Australia’s road network has recorded its deadliest six months in more than 13 years and a peak body is calling on the data needed to make sense of the growing death toll to be released by state governments.

The Australian Automobile Association’s newest Benchmarking the National Road Safety Strategy report reveals a 7.3 per cent increase in deaths on Australian roads from 2022 to 2023, with 1266 people losing their lives on our roads last year.

The second half of 2023 proved the deadliest consecutive quarters on Australian roads since the first six months of 2010, as 677 road deaths were recorded.

The significant increase in the national road toll in 2023 was driven by a climbing death toll in three Australian states.

NSW recorded a nearly 30 per cent increase from 2022, with 351 individuals losing their lives last year, Victoria’s road toll increased by 22.5 per cent, with 294 deaths in 2023 and South Australia’s road toll reached 117, a nearly 65 per cent increase from 2022.

However, five states and territories recorded a decrease in road deaths, with the ACT recording 14 fewer deaths, Tasmania 16, Western Australia 17, and Queensland 20 fewer deaths.

DOUBLE TEEN FATAL CAR CRASH
Flowers laid at the scene of one of Australia’s 1266 fatal road accidents in 2023. Picture: NCA NewsWire

The AAA said the data needed to understand the nation’s worsening road toll relating to the “quality of Australian roads, the causes of crashes, and the effectiveness of the various measures to prevent crashes” was being collected by state governments but had not yet been released.

“Without good data, Australia has no credible plan to understand its current road trauma problems or prevent their continuation,” AAA managing director Michael Bradley said.

“While so much data relating to roads quality and crash causation remains secret, Australia can neither identify the cause of its rising road toll, nor develop the most effective measures to reduce it.
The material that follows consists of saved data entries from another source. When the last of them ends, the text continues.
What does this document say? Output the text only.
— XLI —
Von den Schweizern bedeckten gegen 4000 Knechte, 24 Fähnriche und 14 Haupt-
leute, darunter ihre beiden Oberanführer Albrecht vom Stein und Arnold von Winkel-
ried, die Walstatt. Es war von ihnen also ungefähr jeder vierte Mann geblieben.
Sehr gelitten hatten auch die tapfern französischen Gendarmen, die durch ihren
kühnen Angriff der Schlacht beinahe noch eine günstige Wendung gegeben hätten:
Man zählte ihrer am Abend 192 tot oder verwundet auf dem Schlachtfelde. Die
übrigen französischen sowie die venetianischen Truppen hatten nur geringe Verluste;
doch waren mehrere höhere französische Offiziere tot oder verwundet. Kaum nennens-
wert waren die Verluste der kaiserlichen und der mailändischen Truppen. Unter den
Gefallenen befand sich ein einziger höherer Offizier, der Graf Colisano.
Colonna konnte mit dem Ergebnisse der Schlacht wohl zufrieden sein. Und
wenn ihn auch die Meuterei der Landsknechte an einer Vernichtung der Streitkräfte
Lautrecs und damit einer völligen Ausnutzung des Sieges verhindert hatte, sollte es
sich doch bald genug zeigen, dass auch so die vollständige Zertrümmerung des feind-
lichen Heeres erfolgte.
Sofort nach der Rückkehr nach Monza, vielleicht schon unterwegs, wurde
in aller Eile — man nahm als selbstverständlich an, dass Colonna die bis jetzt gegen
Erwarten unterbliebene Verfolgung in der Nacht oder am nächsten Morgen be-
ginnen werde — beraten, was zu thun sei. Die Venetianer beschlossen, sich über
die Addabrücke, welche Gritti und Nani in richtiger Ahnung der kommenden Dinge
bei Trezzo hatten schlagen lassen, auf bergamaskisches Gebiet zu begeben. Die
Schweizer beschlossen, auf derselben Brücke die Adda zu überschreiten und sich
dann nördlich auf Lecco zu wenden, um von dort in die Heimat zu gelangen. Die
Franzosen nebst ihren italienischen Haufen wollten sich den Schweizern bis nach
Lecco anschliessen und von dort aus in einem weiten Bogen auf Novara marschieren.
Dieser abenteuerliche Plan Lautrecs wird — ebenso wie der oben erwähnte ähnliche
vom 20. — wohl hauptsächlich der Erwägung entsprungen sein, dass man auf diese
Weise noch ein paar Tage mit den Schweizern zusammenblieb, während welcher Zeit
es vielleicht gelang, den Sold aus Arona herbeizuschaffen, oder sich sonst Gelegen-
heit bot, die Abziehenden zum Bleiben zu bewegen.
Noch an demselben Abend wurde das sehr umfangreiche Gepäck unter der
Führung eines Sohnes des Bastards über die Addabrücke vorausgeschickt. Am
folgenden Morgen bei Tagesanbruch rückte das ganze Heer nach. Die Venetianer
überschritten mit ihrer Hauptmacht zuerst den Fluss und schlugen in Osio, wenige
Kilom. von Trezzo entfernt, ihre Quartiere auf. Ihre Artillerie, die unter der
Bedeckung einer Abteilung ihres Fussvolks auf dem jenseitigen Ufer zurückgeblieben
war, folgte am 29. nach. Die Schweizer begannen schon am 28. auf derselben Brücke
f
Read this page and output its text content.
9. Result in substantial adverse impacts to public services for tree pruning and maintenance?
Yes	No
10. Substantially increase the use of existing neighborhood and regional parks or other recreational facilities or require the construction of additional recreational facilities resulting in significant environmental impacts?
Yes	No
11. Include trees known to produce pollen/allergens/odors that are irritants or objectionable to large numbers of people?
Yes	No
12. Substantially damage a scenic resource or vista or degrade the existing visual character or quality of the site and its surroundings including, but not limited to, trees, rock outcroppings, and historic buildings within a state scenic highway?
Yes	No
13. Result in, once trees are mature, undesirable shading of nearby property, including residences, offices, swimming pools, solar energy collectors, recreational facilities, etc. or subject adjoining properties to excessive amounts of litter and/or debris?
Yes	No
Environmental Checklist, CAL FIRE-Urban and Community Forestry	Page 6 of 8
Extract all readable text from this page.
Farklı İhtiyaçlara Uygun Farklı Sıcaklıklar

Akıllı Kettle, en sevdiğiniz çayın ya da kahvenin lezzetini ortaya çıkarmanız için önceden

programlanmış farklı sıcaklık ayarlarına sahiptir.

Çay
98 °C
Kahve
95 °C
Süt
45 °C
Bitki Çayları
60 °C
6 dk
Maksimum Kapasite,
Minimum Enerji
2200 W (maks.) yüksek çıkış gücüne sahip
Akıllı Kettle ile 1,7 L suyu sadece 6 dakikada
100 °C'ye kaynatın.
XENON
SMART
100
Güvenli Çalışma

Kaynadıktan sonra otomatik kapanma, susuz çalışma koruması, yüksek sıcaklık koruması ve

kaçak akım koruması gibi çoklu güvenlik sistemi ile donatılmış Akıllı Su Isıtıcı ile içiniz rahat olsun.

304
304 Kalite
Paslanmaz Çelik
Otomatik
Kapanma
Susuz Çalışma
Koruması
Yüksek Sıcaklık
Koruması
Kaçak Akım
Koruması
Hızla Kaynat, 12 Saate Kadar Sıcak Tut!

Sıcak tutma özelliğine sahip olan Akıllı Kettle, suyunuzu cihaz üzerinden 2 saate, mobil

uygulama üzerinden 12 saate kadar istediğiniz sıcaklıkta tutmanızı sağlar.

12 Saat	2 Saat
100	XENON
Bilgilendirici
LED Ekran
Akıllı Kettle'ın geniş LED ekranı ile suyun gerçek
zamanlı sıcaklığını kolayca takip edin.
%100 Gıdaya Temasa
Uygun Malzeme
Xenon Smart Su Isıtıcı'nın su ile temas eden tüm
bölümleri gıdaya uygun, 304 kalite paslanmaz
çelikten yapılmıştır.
“AAA research shows Australians are deeply cynical of how politicians prioritise road project funding and improved data transparency is a commonsense approach that enjoys overwhelming community support.’’

The AAA has called on the Australian government to compel states and territories to reveal existing road safety data as a condition of receiving future federal road grants.

The AAA’s request comes as the government negotiates a National Partnership Agreement on Land Transport Infrastructure Projects that will oversee how $5bn in federal road funding is distributed over the coming five years.

The AAA said “voluntary data-sharing arrangements are failing” and the only way to improve necessary transparency is to “use the agreement to link data sharing with the receipt of road funding”.